Alkisah seorang kakek pemilik kebun apel. Ia hidup bersama istri tercintanya.
Sang kakek terkenal dengan perangainya yang tak ramah. Kemana-mana ia selalu membawa pentungan. Tersebab apel di kebunnya memang tumbuh subur. Buahnya menjuntai, merah warnanya, menggoda siapa pun yang melintasinya.
Di dekat kebun sang kakek, ada sebuah lahan kosong. Di sana anak-anak kampung ramai berkumpul setiap sore untuk bermain bola. Jalan menuju ke sana dari desa, harus melalui trek yang melintasi kebun sang kakek.
Oleh karenanya, apel-apel sang kakek sering menjadi sasaran pencurian. Sang kakek yang pemarah ini pun kerjanya marah-marah. Setiap sore ia duduk dibatas depan antara kebun dan jalan menuju lapangan kosong.
Pada saat anak-anak melintas, ia selalu memperlihatkan muka garangnya dan tongkatnya yang panjang. Jelas, anak-anak kampung tidak berani macam-macam.
Hal yang sama terus ia lakukan selama bertahun-tahun. Hingga akhirnya sang kakek sadar. Ia tidak lagi memiliki sahabat. Bukan hanya anak-anak kampung yang takut padanya, tapi para orangtua juga menyadarinya.

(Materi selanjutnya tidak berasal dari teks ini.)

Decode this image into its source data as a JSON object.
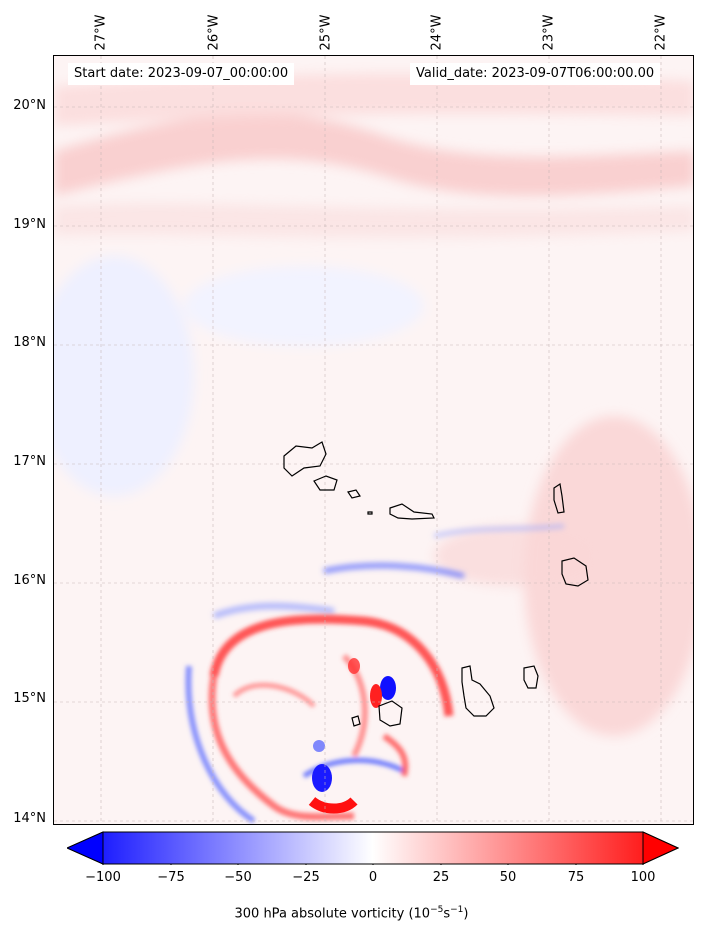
{
  "map": {
    "start_date_text": "Start date: 2023-09-07_00:00:00",
    "valid_date_text": "Valid_date: 2023-09-07T06:00:00.00",
    "longitude_labels": [
      "27°W",
      "26°W",
      "25°W",
      "24°W",
      "23°W",
      "22°W"
    ],
    "latitude_labels": [
      "20°N",
      "19°N",
      "18°N",
      "17°N",
      "16°N",
      "15°N",
      "14°N"
    ],
    "field": "300 hPa absolute vorticity",
    "colorscale": {
      "min_color": "#0000ff",
      "mid_color": "#ffffff",
      "max_color": "#ff0000"
    }
  },
  "colorbar": {
    "label": "300 hPa absolute vorticity (10",
    "label_exp1": "−5",
    "label_mid": "s",
    "label_exp2": "−1",
    "label_end": ")",
    "ticks": [
      "−100",
      "−75",
      "−50",
      "−25",
      "0",
      "25",
      "50",
      "75",
      "100"
    ]
  }
}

Pada suatu petang, sang kakek merenung. Apakah memang ia terlalu kasar dan pelit? Jika anak-anak kampun mengambil buah apelnya selusin dua lusin, apel di kebunnya tidak akan juga kekurangan.
Akhirnya sang kakek ini mulai insaf. Ia ingin berubah, meski hanya sehari saja. Dicarilah suatu waktu dimana sang kakek bertekad untuk memberikan apelnya dengan gratis.

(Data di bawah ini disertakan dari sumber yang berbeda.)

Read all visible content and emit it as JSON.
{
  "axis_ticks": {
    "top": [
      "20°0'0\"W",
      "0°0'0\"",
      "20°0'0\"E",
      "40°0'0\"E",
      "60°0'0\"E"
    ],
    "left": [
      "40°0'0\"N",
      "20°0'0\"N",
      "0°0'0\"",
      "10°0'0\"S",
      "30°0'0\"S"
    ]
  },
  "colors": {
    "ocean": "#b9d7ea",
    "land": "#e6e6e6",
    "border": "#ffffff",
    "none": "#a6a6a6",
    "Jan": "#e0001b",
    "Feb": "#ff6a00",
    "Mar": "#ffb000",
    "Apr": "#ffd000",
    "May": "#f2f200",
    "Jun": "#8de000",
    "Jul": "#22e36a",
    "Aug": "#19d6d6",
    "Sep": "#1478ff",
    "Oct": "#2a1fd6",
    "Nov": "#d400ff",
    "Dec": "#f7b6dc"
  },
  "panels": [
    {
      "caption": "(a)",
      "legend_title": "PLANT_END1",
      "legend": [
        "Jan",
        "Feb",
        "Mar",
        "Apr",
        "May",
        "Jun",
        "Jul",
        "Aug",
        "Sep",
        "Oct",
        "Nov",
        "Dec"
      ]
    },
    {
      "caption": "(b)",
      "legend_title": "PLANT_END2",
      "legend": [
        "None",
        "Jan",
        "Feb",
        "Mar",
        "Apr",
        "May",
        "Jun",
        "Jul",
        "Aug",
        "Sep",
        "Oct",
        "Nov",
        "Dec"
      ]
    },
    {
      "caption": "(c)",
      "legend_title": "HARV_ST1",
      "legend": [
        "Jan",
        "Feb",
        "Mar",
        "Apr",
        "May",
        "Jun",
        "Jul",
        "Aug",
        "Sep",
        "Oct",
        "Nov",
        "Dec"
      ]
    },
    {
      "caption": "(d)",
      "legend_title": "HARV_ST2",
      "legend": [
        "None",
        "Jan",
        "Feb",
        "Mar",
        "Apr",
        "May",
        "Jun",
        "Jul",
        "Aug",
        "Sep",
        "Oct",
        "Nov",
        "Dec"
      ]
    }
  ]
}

Ia tetap berada di lokasi yang sama tempat ia biasa menunggu anak-anak kampung melintas. Tapi, kali ini ia bersembunyi di belakang semak-semak. Diam tak bergerak bak patung.
Sewaktu anak-anak melintas, mereka heran. Dimanakah gerangan sang kakek? Penasaran, satu demi satu menghentikan langkahnya. Mencoba mencari tahu dimanakah keberadaan sang kakek yang tak pernah absen berjaga.